Anhalt-Depies is watching the online dynamic among the volunteers— some of whom come from all over the world—and how that evolves. Members of the research team are identified in Zooniverse, and the project also includes a few moderators (you can think of them almost as docents)—volunteers who help new users navigate the learning curve. The chatter is informed and supportive, and while the task might seem rote, it quickly becomes fun.
“I get addicted to doing that and have to stop after a while,” admits Sue Johansen BS’94. As a naturalist at Devil’s Lake State Park, she monitors three cameras for the park and one Snapshot Wisconsin camera in the West Bluff area.
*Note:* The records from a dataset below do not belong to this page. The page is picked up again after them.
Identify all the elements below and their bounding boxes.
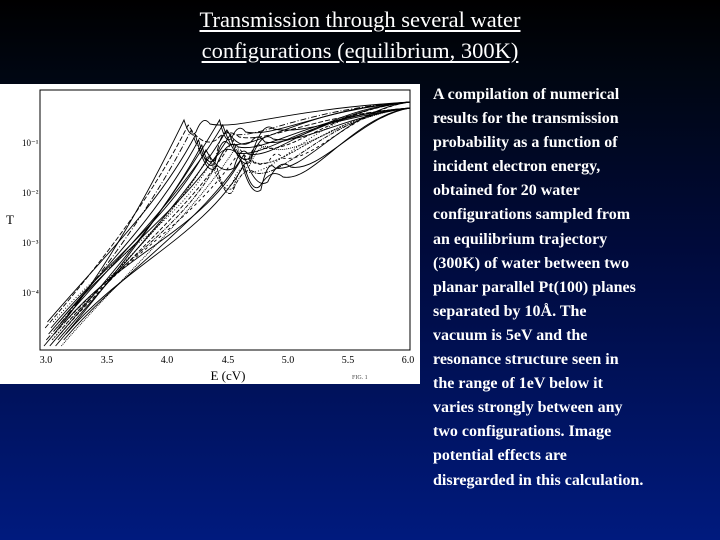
plot-frame — [39, 89, 411, 351]
slide-title-line-1: Transmission through several water — [199, 7, 521, 32]
slide-title: Transmission through several water confi… — [0, 4, 720, 66]
caption-line: probability as a function of — [433, 134, 618, 152]
caption-line: varies strongly between any — [433, 399, 623, 417]
x-tick-label: 3.0 — [40, 355, 53, 366]
caption-line: (300K) of water between two — [433, 254, 630, 272]
transmission-curve — [63, 107, 411, 341]
y-tick-label: 10⁻² — [22, 188, 39, 198]
transmission-figure: T 10⁻¹ 10⁻² 10⁻³ 10⁻⁴ 3.0 3.5 4.0 4.5 5.… — [0, 84, 420, 384]
caption-line: planar parallel Pt(100) planes — [433, 278, 636, 296]
caption-line: potential effects are — [433, 447, 567, 465]
caption-line: incident electron energy, — [433, 158, 601, 176]
y-tick-label: 10⁻⁴ — [22, 288, 39, 298]
transmission-curve — [50, 101, 411, 329]
x-tick-label: 5.5 — [342, 355, 355, 366]
transmission-curve — [48, 101, 411, 335]
caption-line: configurations sampled from — [433, 206, 631, 224]
caption-line: resonance structure seen in — [433, 351, 619, 369]
transmission-curve — [57, 101, 411, 341]
caption-line: results for the transmission — [433, 110, 619, 128]
transmission-curve — [45, 101, 411, 341]
transmission-curve — [43, 101, 411, 347]
transmission-curve — [58, 107, 411, 323]
x-tick-label: 3.5 — [101, 355, 114, 366]
x-tick-label: 4.0 — [161, 355, 174, 366]
caption-line: the range of 1eV below it — [433, 375, 603, 393]
caption-line: two configurations. Image — [433, 423, 612, 441]
caption-line: disregarded in this calculation. — [433, 471, 644, 489]
x-axis-label: E (cV) — [210, 368, 245, 383]
transmission-plot: T 10⁻¹ 10⁻² 10⁻³ 10⁻⁴ 3.0 3.5 4.0 4.5 5.… — [6, 89, 415, 383]
transmission-curve — [54, 107, 411, 335]
x-tick-label: 5.0 — [282, 355, 295, 366]
transmission-curve — [62, 101, 411, 329]
x-tick-label: 6.0 — [402, 355, 415, 366]
transmission-curve — [55, 101, 411, 347]
caption-line: an equilibrium trajectory — [433, 230, 608, 248]
figure-footnote: FIG. 1 — [352, 375, 368, 381]
slide-title-line-2: configurations (equilibrium, 300K) — [201, 38, 519, 63]
transmission-curve — [59, 101, 411, 335]
transmission-curve — [64, 101, 411, 323]
caption-line: vacuum is 5eV and the — [433, 326, 588, 344]
y-tick-label: 10⁻¹ — [22, 138, 39, 148]
transmission-curve — [52, 101, 411, 323]
y-tick-label: 10⁻³ — [22, 238, 39, 248]
transmission-curves — [43, 101, 411, 347]
caption-line: A compilation of numerical — [433, 86, 620, 103]
caption-line: separated by 10Å. The — [433, 302, 587, 320]
transmission-curve — [44, 107, 411, 329]
y-axis-label: T — [6, 212, 14, 227]
caption-text: A compilation of numerical results for t… — [433, 83, 715, 493]
transmission-curve — [61, 107, 411, 347]
transmission-curve — [56, 107, 411, 329]
transmission-curve — [51, 107, 411, 341]
transmission-curve — [65, 107, 411, 335]
x-tick-label: 4.5 — [222, 355, 235, 366]
transmission-curve — [47, 107, 411, 323]
caption-line: obtained for 20 water — [433, 182, 580, 200]
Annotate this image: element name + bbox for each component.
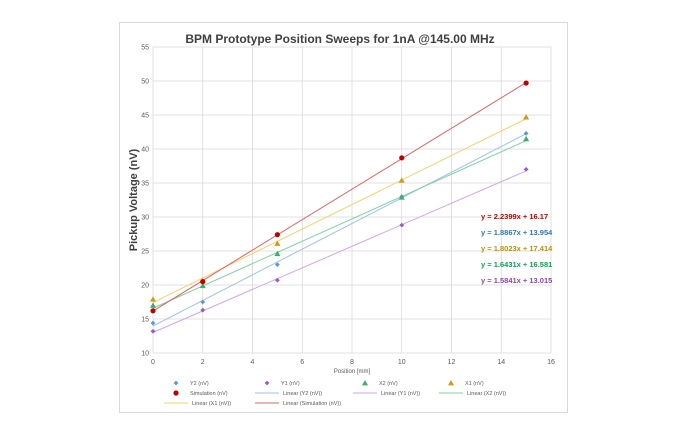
- point-x2-nv: [150, 302, 156, 308]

While the cameras began as a new way to engage visitors, they’ve also found animals—flying squirrels and short-tailed weasels—that no one knew were in the park. “What happens when you’re not around?” she says. “It’s a different way to connect to the outdoors.”
Then there are the “super users.” Zooniverse projects tend to develop their own core volunteers, people who process fantastically more images than most people. Some of these people are fully vested in the community aspect, engaging in conversation through message boards. Others remain silent. What are they getting from it, Anhalt-Depies wants to know. Will it translate to engagement in the real world?
“These are not cyborgs out there,” Zuckerberg says. “These are people very invested in the research.”
It’s these modern times that make Snapshot Wisconsin so fascinating.
We are becoming so acclimated to screens, to surveillance, to the omnipresence of cameras. Social networks have always mattered, but they are more visible than ever as we attempt to reap their bumper crops and avoid their vicious undertow. Selfies may be changing our very sense of our place in the world. Science and business are being rapidly remade by our ability to collect big data, and by our struggle to understand it.
Snapshot Wisconsin rides the rebounding ripple effects of all of these phenomena. And yet somehow nature remains at the center of the experience.
I admit: I had my doubts. But I threw both hands up in delight when I scored my first black bear. I was tickled to learn the blob that I had thought might be a wounded turkey turned out to be, literally, a happy family pileup of otters. I laughed longer than I should have when the camera caught a coyote leaving a fecal sample. (Photo bomb.)
In nature there is no substitute for observation. And while the parade of images in Snapshot Wisconsin should not be mistaken for being out there, it’s a legitimate supplement, a booster shot against nature deficit disorder.
“If you are going to maintain nature or wild places on this earth as our own numbers grow, I think it’s going to be because we care about it,” says NASA’s Woody Turner. “And to care about something you have to be at least somewhat familiar with it.”
Zuckerberg worries that we are increasingly detached from nature— that some children actually view nature as something to fear. Sometimes he listens to his children, ages 9 and 14, on Zooniverse in the next room. They love all the deer pictures but get totally jazzed by the occasional bear.
“I think using technology to allow another experience is what makes this project fun,” he says. “This offers a window for kids to become interested and engaged in natural history. I think any way you can do that is going to be a positive experience.”